A Escola Politécnica (Poli) da USP está realizando um estudo que utiliza biofiltros para absorver o gás metano (CH4) de ateros sanitários. Trata-se de uma cobertura a base de bactérias que oxidam e consomem o CH4, responsável pelo efeito estufa na atmosfera. Além disso, os pesquisadores estão desenvolvendo um método para medir  a quantidade desse gás no meio ambiente, com o objetivo de possibilitar a venda de créditos de carbono.

De acordo com o professor da Poli, Fernando Marinho, 30% dos municípios brasileiros descartam lixo em aterros sanitários. "Esses resíduos emitem metano (CH4) e gás carbônico (CO2), gases que contribuem para o aumento do efeito estufa" - alega.
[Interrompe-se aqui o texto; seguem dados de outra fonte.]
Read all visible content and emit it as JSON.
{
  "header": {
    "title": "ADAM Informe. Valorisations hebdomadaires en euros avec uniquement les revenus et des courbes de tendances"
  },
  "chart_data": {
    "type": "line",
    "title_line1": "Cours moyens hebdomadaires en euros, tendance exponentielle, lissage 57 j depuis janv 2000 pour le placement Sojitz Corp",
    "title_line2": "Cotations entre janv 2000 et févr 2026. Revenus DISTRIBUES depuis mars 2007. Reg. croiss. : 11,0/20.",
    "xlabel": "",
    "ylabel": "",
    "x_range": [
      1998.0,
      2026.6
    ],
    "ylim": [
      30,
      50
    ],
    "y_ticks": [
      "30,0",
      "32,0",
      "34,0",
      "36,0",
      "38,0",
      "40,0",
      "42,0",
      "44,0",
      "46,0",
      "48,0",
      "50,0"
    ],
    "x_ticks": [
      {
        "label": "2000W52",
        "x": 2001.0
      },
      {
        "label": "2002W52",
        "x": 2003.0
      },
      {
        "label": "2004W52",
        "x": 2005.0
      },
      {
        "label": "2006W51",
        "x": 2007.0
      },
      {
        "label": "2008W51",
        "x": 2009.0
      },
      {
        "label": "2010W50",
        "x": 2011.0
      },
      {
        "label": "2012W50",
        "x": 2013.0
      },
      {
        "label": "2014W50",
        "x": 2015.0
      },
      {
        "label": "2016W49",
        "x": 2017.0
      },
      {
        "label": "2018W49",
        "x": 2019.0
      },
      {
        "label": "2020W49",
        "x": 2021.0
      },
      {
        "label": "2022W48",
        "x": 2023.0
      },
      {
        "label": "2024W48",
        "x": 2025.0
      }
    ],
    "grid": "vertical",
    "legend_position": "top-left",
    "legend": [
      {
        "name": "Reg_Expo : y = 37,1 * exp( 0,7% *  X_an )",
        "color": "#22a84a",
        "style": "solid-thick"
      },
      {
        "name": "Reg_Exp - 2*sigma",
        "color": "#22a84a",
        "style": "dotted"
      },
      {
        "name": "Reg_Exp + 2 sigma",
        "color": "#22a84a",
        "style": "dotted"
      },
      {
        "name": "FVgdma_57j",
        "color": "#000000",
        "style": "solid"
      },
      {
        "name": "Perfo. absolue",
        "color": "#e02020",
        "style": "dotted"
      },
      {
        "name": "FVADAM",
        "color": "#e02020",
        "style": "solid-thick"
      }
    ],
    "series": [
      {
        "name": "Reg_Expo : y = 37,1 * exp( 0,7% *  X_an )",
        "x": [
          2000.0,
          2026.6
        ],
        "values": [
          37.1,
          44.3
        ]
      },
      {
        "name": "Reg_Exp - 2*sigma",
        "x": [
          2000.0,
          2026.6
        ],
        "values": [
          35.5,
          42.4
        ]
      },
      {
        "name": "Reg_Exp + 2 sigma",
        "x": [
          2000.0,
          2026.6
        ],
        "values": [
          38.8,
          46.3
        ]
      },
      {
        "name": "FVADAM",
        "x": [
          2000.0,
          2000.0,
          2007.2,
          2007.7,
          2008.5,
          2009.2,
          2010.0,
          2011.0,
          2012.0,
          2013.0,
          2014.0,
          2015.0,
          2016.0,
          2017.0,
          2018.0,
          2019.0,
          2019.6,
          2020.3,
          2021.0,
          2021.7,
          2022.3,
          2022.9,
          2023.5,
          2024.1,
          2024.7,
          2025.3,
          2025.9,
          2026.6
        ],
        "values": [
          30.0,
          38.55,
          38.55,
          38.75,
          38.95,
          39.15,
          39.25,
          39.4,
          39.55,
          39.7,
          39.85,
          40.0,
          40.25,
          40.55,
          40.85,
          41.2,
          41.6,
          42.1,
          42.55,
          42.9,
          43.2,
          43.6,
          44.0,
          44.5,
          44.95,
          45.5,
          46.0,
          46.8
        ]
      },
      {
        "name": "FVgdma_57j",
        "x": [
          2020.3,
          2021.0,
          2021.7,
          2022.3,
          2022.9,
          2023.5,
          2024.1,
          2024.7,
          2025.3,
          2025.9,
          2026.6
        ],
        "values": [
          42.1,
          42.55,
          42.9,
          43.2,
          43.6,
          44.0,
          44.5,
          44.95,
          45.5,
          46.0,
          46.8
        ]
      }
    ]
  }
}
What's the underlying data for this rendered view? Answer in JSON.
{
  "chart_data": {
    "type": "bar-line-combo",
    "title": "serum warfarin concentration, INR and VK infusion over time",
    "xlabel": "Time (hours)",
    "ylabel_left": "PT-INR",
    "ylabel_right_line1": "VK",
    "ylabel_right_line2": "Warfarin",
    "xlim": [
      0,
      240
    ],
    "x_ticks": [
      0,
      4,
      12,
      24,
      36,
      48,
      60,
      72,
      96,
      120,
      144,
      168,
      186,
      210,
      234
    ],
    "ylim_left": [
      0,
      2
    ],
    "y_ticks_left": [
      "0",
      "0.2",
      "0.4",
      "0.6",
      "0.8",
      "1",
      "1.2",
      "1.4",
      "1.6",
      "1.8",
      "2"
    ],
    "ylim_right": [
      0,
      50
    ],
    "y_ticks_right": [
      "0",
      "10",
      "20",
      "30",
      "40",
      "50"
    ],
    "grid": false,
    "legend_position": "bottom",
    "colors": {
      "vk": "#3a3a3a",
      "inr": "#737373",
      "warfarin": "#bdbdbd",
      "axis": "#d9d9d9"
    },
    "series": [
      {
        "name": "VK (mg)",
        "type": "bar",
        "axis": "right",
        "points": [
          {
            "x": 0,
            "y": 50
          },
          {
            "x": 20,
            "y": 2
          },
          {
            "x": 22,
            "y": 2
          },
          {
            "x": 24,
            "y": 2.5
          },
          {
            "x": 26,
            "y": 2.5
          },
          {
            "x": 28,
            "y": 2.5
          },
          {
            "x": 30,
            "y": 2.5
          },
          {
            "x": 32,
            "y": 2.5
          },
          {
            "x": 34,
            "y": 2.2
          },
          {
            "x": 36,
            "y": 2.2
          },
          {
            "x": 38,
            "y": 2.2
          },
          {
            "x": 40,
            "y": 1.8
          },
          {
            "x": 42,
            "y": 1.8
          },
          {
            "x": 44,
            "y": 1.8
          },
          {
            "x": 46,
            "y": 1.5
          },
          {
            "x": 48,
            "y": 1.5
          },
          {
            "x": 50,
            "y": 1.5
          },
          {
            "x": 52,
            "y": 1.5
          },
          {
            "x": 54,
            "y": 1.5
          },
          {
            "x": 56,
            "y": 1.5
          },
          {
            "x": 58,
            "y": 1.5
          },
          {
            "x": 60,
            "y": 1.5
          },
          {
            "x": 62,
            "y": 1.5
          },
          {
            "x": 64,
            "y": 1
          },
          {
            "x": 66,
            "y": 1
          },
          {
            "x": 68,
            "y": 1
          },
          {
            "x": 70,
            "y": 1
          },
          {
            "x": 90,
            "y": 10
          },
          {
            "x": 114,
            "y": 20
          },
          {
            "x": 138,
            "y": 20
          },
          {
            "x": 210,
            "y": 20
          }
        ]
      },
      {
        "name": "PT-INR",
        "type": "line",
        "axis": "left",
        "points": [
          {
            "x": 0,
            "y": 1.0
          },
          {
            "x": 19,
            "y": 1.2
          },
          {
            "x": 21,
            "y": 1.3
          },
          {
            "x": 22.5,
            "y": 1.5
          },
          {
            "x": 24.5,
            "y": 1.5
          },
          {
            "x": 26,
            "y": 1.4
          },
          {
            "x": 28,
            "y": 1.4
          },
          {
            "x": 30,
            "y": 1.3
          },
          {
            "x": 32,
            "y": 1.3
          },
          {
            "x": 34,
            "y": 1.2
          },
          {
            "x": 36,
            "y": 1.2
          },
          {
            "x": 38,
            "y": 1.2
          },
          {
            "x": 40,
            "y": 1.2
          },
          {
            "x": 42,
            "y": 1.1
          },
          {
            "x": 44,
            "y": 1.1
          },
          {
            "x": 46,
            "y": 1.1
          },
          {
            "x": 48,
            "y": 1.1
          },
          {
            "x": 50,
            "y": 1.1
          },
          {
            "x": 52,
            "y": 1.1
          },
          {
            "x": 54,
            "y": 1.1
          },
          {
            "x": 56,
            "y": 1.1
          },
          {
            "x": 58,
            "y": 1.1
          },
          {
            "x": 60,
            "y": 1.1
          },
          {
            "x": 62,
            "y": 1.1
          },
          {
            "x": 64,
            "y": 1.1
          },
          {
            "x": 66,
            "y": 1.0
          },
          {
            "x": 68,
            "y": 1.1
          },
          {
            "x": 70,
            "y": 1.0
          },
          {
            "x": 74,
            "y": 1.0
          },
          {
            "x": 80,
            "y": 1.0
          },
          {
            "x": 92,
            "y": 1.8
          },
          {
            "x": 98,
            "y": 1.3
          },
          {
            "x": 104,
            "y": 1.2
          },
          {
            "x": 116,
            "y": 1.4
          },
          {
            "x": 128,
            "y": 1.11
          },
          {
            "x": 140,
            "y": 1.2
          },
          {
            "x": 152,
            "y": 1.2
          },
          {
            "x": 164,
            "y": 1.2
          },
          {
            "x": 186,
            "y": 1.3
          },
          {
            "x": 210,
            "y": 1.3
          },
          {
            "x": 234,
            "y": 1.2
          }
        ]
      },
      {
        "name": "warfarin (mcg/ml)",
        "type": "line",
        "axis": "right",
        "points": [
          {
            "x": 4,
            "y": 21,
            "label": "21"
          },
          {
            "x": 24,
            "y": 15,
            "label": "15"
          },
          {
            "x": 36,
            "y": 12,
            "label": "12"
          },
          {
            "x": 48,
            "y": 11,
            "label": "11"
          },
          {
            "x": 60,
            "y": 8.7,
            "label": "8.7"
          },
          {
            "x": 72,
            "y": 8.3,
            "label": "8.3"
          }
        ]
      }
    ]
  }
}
Além disso, os operadores de aterros concebidos através de um projeto de engenharia tem a opção de capturar o gás de lixo (biogás) e queimá-lo, podendo ainda gerar energia. Após o processo, o aterro emite apenas CO2 . "Há uma redução da poluição atmosférica, porque o gás carbônico é 21 vezes menos potente para gerar o efeito estufa que o metano"- conta o professor.

A colônia de bactérias usada no biofiltro é bastante comum em solos com matéria orgânica.  Por isso, a intenção é criar condições na parte superior  da cobertura para permitir que a colônia evolua e se torne eficiente na absorção do metano. "A cobertura que oxida o metano é formada por um solo onde se acrescenta matéria orgânica com o objetivo de inocular a bactéria. Assim as bactérias oxidam o metano, gerando gás carbônico e água" - diz Marinho.